Embora amigável, o brasileiro pode ser extremamente frio. Assim ele consegue fechar os olhos para as diferenças sociais. Segundo Von Franz (2007), o indivíduo que tem o pensamento introvertido como função inferior não gosta de pensar, especialmente filosofar, e é depreciativo: seu pensamento é negativo e rude.

***Nível coletivo da corrupção

As características coletivas da corrupção apontam para tendências arquetípicas. Nesse nível de análise, a corrupção política está ligada à corrupção da própria natureza humana. Focaremos aqui na relação da corrupção com o bem e o mal, opostos absolutos que não podem ser relativizados culturalmente.

Sobre essa questão de bem ou mal, só nós podemos reconhecê-los abstratamente. Mas é importante que se diga aqui neste espaço que o bem e o mal não são relativos.

A corrupção, portanto é uma expressão particular do mal.

Os brasileiros pensam estar falando mal deste ou daquele partido, quando na verdade estão falando do mal que existe dentro deles mesmos, dentro de cada ser humano.

A corrupção está, então, relacionada à sucumbência às fraquezas humanas naturais.

A consciência moral não pode ser entendida apenas em seu aspecto psicológico, mas também teológico. A consciência moral pode ser entendida como a voz de Deus, um imperativo numinoso.

De acordo com Jung (1993, v. 10, par. 835), se considerarmos que existe uma consciência moral "correta", existiria também "[...] uma 'falsa' consciência, que exagera, deturpa e transforma o bem em mal e vice-versa [...]".

A corrupção é então o que acontece quando não se ouve a voz da consciência, a voz de Deus, mas a voz do diabo.
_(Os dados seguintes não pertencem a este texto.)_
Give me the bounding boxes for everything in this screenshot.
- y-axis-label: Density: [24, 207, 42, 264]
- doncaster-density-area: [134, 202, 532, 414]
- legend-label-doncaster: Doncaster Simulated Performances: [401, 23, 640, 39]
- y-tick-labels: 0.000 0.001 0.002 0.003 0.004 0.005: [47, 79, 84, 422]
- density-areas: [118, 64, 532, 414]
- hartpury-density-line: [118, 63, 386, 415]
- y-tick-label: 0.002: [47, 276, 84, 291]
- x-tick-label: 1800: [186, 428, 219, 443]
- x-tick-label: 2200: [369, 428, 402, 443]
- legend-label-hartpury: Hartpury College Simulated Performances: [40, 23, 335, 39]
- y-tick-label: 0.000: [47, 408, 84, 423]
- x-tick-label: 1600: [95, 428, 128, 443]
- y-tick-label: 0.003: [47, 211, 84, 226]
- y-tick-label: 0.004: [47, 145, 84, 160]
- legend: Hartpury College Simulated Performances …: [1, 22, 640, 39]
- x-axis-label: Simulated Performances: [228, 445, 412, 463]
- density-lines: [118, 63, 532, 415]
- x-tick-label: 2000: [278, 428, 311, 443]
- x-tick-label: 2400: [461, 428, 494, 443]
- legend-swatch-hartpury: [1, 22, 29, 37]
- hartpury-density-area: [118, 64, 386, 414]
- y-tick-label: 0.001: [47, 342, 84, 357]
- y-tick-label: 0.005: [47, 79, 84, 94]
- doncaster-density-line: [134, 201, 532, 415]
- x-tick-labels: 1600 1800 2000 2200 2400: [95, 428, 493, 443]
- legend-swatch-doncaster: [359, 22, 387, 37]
Acredito caro leitor, que esse foi um dos maiores artigos que já escrevi aqui no blog. Acredito que a corrupção, mais do que um aspecto que é nocivo à sociedade, representa também uma etapa necessária a ser avançada, uma grave crise moral que precisa ser superada.

Agora sendo bem sincero, sejamos realistas na hora de votar e buscar o que de melhor o candidato pode oferecer. Afinal há um longo caminho pela frente de encontros e descobertas.

Referências bibliográficas

BOECHAT, W. A alma brasileira: luzes e sombra. Petrópolis: Vozes, 2014.
BYINGTON, C. A. B. A identidade brasileira e o complexo de vira-lata. Junguiana, São Paulo, v. 31, n. 1, p. 71-80, jan-jun 2013.
JUNG, C. G. Estudos sobre psicologia analítica. 2. ed. Petrópolis: Vozes, 1981. (Obras completas, v. 7).
JUNG, C. G. Aion: estudos sobre o simbolismo do si-mesmo. Petrópolis: Vozes, 1982. (Obras completas, v. 9/2).
JUNG, C. G. A prática da psicoterapia. Petrópolis: Vozes, 1988. (Obras completas, v. 16).
JUNG, C. G. A dinâmica do inconsciente. 2. ed. Petrópolis: Vozes, 1991. (Obras completas, v. 8).
JUNG, C. G. Psicologia em transição. Petrópolis: Vozes, 1993. (Obras completas, v. 10).
JUNG, C. G. A vida simbólica. Petrópolis: Vozes, 2000. (Obras completas, v. 18/2).
VON FRANZ, M.-L. A função inferior. In: VON FRANZ, M.-L.; HILLMAN, J. A tipologia de Jung. 6. ed. São Paulo: Cultrix, 2007.